A 48-year-old male presented with a history of chest pain during exertion over the past ten days. On admission, he experienced severe chest pain, rated at 9 out of 10 in intensity.

He has no known comorbidities, does not smoke, and has no family history of coronary artery disease (CAD).

Initial EKG revealed significant abnormalities, including ST depression in leads V1 to V5 and negative T waves in leads D1 and aVL

 

Transthoracic EHO on admission: globular left ventricle, hypokinesis of the inferolateral wall.
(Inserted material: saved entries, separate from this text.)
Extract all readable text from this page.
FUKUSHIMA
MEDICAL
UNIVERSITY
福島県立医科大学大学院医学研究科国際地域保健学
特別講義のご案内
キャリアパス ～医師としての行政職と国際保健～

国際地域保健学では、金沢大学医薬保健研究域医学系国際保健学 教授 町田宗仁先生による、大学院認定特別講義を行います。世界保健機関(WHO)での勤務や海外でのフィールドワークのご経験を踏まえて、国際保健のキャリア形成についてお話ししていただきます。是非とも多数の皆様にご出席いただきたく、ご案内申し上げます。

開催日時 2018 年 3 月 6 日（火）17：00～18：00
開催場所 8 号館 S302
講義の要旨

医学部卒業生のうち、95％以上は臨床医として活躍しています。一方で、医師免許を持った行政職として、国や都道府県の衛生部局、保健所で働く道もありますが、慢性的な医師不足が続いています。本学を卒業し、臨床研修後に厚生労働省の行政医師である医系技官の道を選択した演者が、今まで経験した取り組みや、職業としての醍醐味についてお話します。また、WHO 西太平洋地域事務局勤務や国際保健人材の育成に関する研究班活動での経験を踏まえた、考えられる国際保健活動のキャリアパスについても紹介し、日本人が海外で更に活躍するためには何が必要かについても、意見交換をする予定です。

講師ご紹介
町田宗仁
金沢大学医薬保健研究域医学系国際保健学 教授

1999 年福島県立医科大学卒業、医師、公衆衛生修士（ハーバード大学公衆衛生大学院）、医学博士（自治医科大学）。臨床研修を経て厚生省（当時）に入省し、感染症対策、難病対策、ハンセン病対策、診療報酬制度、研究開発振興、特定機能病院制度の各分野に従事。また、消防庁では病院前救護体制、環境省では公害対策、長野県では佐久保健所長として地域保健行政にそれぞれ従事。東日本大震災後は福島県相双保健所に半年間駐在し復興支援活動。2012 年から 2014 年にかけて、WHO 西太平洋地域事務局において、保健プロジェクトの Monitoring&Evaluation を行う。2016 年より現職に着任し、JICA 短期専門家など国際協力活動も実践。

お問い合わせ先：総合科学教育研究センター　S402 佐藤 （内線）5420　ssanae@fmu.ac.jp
Mitral regurgitation 2+

 

Given the severity of his symptoms and the EKG findings, an urgent referral to the catheterization lab was made.

Coronary angiogram:



A medial occlusion of the left circumflex (LCx) artery was discovered.
Notably, the left anterior descending (LAD) and right coronary artery (RCA) were free of disease.
Immediate percutaneous coronary intervention was performed.

 

Predilatation was performed using a 2.5x15mm semi-compliant balloon


Subsequently, a 4.5x16mm drug-eluting stent was successfully implanted at the site of the occlusion

However, post-stent implantation, it was observed that the occlusion appeared to have shifted distally.
This posed a new challenge, raising several critical questions about the next steps in the patient’s treatment.

To gain a better understanding of the situation, intravascular ultrasound (IVUS) was performed.
IVUS revealed the presence of an intramural hematoma, which explained the distal shift of the occlusion.

A decision was made to implant a second stent and a 4.0x20mm DES was placed successfully

Although the hematoma shifted distally once again, blood flow was preserved.

 

The patient remained stable throughout the procedure and during the post-operative period

He was discharged with the following therapy:
Dual Antiplatelet Therapy (DAPT)
High-intensity statin
Bisoprolol
Ezetimibe
Proton Pump Inhibitor (PPI)

Author: Dr Željko Živanović i Doc. Dr Bojan Stanetić

What did happen at this procedure?

3 Replies to “What did happen at this procedure?”

  1. Thanks for this case:
    It is rare that the patient is a man (in this case younger men with ACS during exercise)
    Type IV SCAD (arterial occlusion) is the most difficult to recognize, but it should certainly be considered
    When, after the first stent, the dissection spreads, there is a high probability that it is SCAD, and then we think about the sandwich technique to stenting culprit lesion (if a flow is not TIMI 3). Good flow was the reason to stop procedure, I believe.
    It will be interesting to see control coronarography!

  2. Dear,
    Very good case report. I agree with colleague I, in SCAD case with intramural hematoma, we must perform sandwich technic: first stent is always proximal of lesion, minimum 10 mm overlap stent in normal part of artery, 2nd. stent in distal part, again 10mm overlap in normal part of artery. In this case we trapped hematoma between two stents. 3nd stent we positioning in middle, between 1th and 2nd stent with standard overlap. After 1-2 months recommended to perform control coronarography with stent post dilatation if is necessary. In this period we have complete resolution of intramural hematoma and now patient have free space between stents and wall of artery.

  3. Very interesting case, thanks for sharing.
    Type 4 dissection is certainly the most difficult to recognize. After predilatation there were no signs of dissection. After stent implantation, a clear distal dissection is visualized. It is difficult to say whether there was a propagation of the hematoma originating from the SCAD or distal edge dissection propagation. I agree that it was the right moment to stop procedure, and perform recoronarography and OCT for 3 months.